British soldier killed during the Anglo-Zulu War at the Battle of Intombe

David Barry Moriarty (1837-1879) was an Irish officer in the British Army who was most notable for commanding the 80th Regiment of Foot during the Battle of Intombe, in which he was killed during the fighting.

==Biography==
Moriarty was born in Ireland on 6 March 1837 as the sixth son of James Moriarty and Mary Catherine Bridget Barry in Kilmallock, County Limerick. At the age of 16, he signed up for the 6th West York Militia as a Lieutenant. On 19 December 1857, he was gazetted to an ensign at the 2nd Battalion of the 6th Regiment and brought over 100 men to the regiment. In April 1870, he achieved an unattached company due to his extensive experience. Moriarty served with his regiments at Gibraltar, Corfu and Zante. While at Jamaica, he was offered an exchange to the 1st Battalion, to which he accepted and headed for Ireland then later, went Queenstown to Bombay.

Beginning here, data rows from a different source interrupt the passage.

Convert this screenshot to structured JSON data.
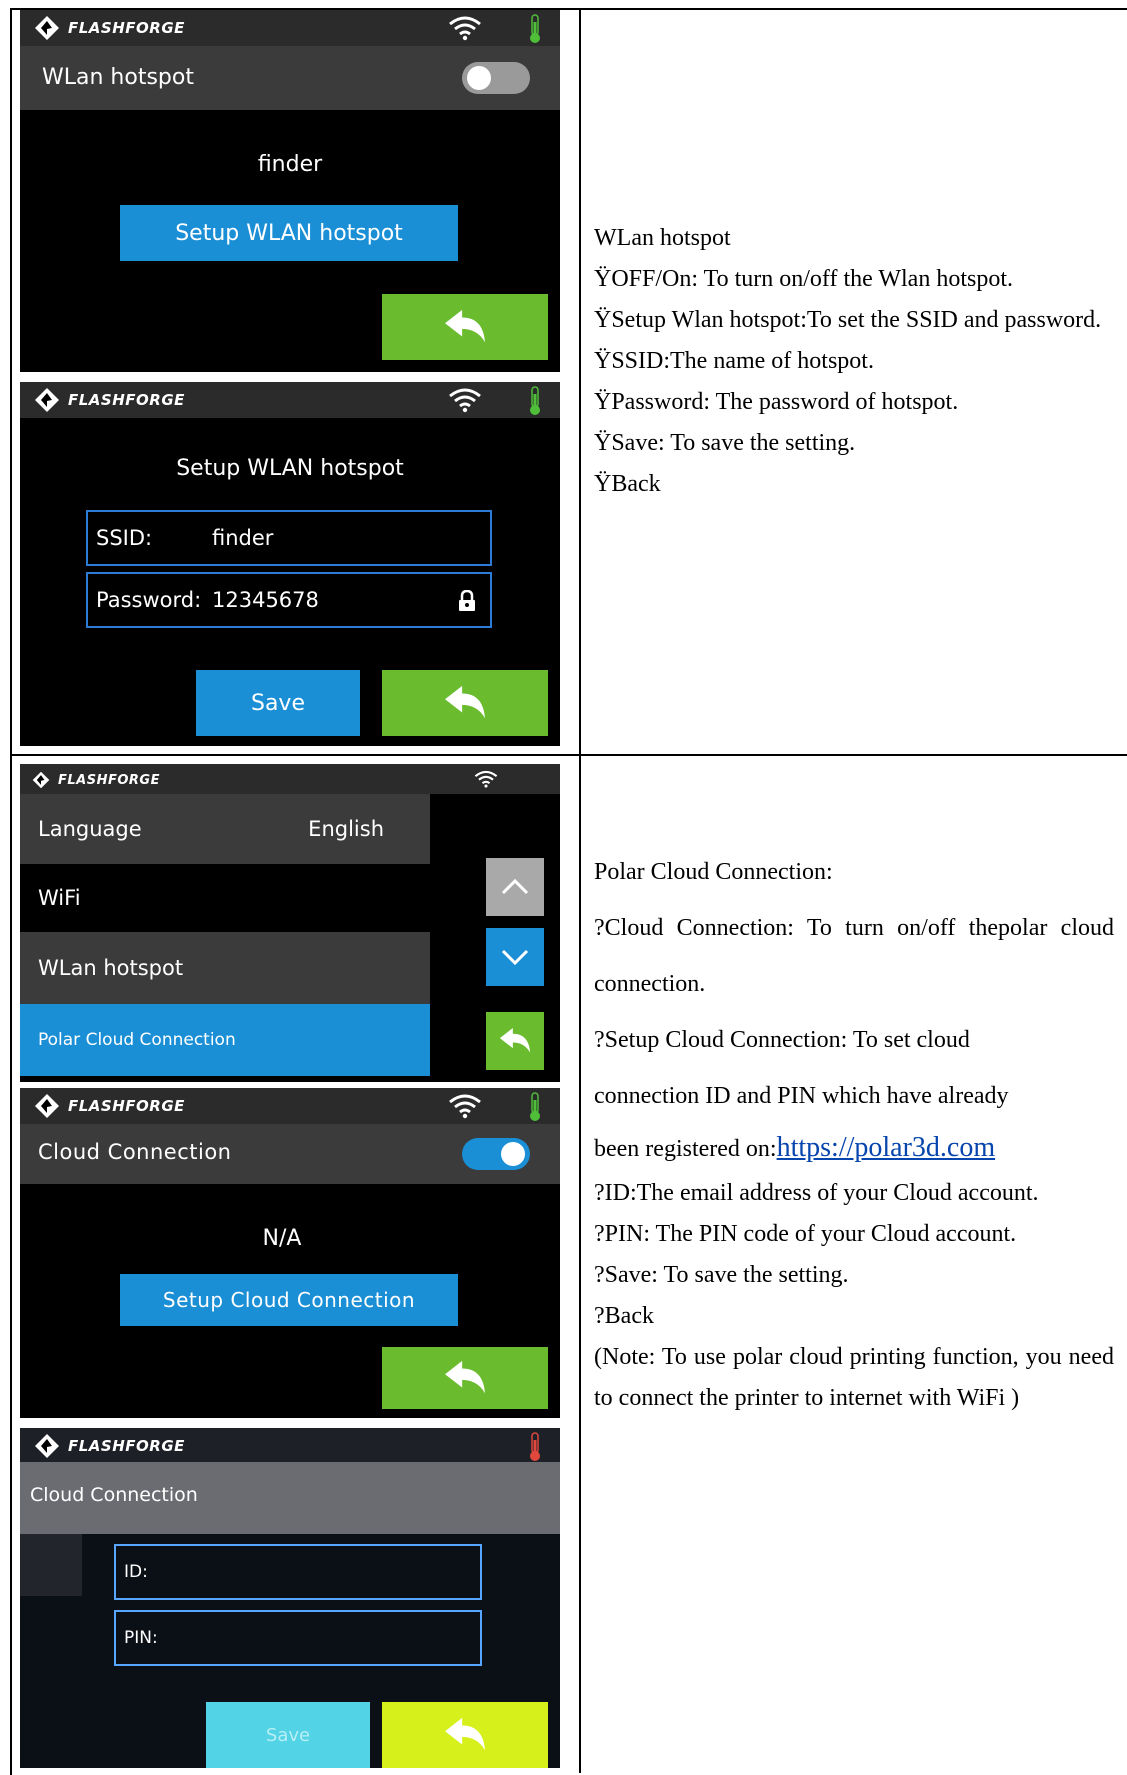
{
  "brand": "FLASHFORGE",
  "colors": {
    "accent_blue": "#1a8fd6",
    "back_green": "#6abb2e",
    "field_border": "#2c7bd4",
    "thermo_green": "#4fbf3a",
    "thermo_red": "#e0483e",
    "link": "#0645ad"
  },
  "icons": {
    "wifi": "wifi-icon",
    "thermometer": "thermometer-icon",
    "back": "back-arrow-icon",
    "lock": "lock-icon",
    "up": "chevron-up-icon",
    "down": "chevron-down-icon"
  },
  "screens": {
    "wlan_hotspot": {
      "title": "WLan hotspot",
      "toggle_on": false,
      "ssid_value": "finder",
      "setup_button": "Setup WLAN hotspot"
    },
    "setup_wlan": {
      "title": "Setup WLAN hotspot",
      "ssid_label": "SSID:",
      "ssid_value": "finder",
      "password_label": "Password:",
      "password_value": "12345678",
      "save_button": "Save"
    },
    "settings_menu": {
      "items": [
        {
          "label": "Language",
          "value": "English"
        },
        {
          "label": "WiFi",
          "value": ""
        },
        {
          "label": "WLan hotspot",
          "value": ""
        },
        {
          "label": "Polar Cloud Connection",
          "value": ""
        }
      ],
      "selected_index": 3
    },
    "cloud_connection": {
      "title": "Cloud Connection",
      "toggle_on": true,
      "status_value": "N/A",
      "setup_button": "Setup Cloud Connection"
    },
    "cloud_setup": {
      "title": "Cloud Connection",
      "id_label": "ID:",
      "pin_label": "PIN:",
      "save_button": "Save"
    }
  },
  "description_1": {
    "heading": "WLan hotspot",
    "items": [
      "ŸOFF/On: To turn on/off the Wlan hotspot.",
      "ŸSetup Wlan hotspot:To set the SSID and password.",
      "ŸSSID:The name of hotspot.",
      "ŸPassword: The password of hotspot.",
      "ŸSave: To save the setting.",
      "ŸBack"
    ]
  },
  "description_2": {
    "heading": "Polar Cloud Connection:",
    "item_cloud": "?Cloud Connection: To turn on/off thepolar cloud connection.",
    "item_setup_line1": "?Setup Cloud Connection: To set cloud",
    "item_setup_line2": "connection ID and PIN which have already",
    "item_setup_line3_prefix": "been registered on:",
    "link": "https://polar3d.com",
    "item_id": "?ID:The email address of your Cloud account.",
    "item_pin": "?PIN: The PIN code of your Cloud account.",
    "item_save": "?Save: To save the setting.",
    "item_back": "?Back",
    "note": "(Note: To use polar cloud printing function, you need to connect the printer to internet with WiFi )"
  }
}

Moriarty later served in the 6th (Royal Warwickshire) Regiment until being transferred to the 80th Regiment of Foot (Staffordshire Volunteers) in 1876. Moriarty was described for his "affability and a relaxed attitude to his duties".

===Anglo-Zulu War===

When the Anglo-Zulu War broke out, after news on the Battle of Isandlwana, fearing of a Zulu attack, Charles Tucker sent Moriarty and 106 infantry to bring in a convoy to supply the village of Lüneburg. The convoy attempted to ferry the river but was poorly conducted, much to the dismay of Tucker. Meanwhile, while the convoy was still trying to ferry the river, Mbilini waMswati gathered up a Zulu army of around 800 men and attacked the British positions early on the morning of 12 March. Moriarty himself grew complacent and charged outside with a revolver and killed 3 Zulu before getting stabbed with his final words being: "Fire away boys, death or glory! I'm done".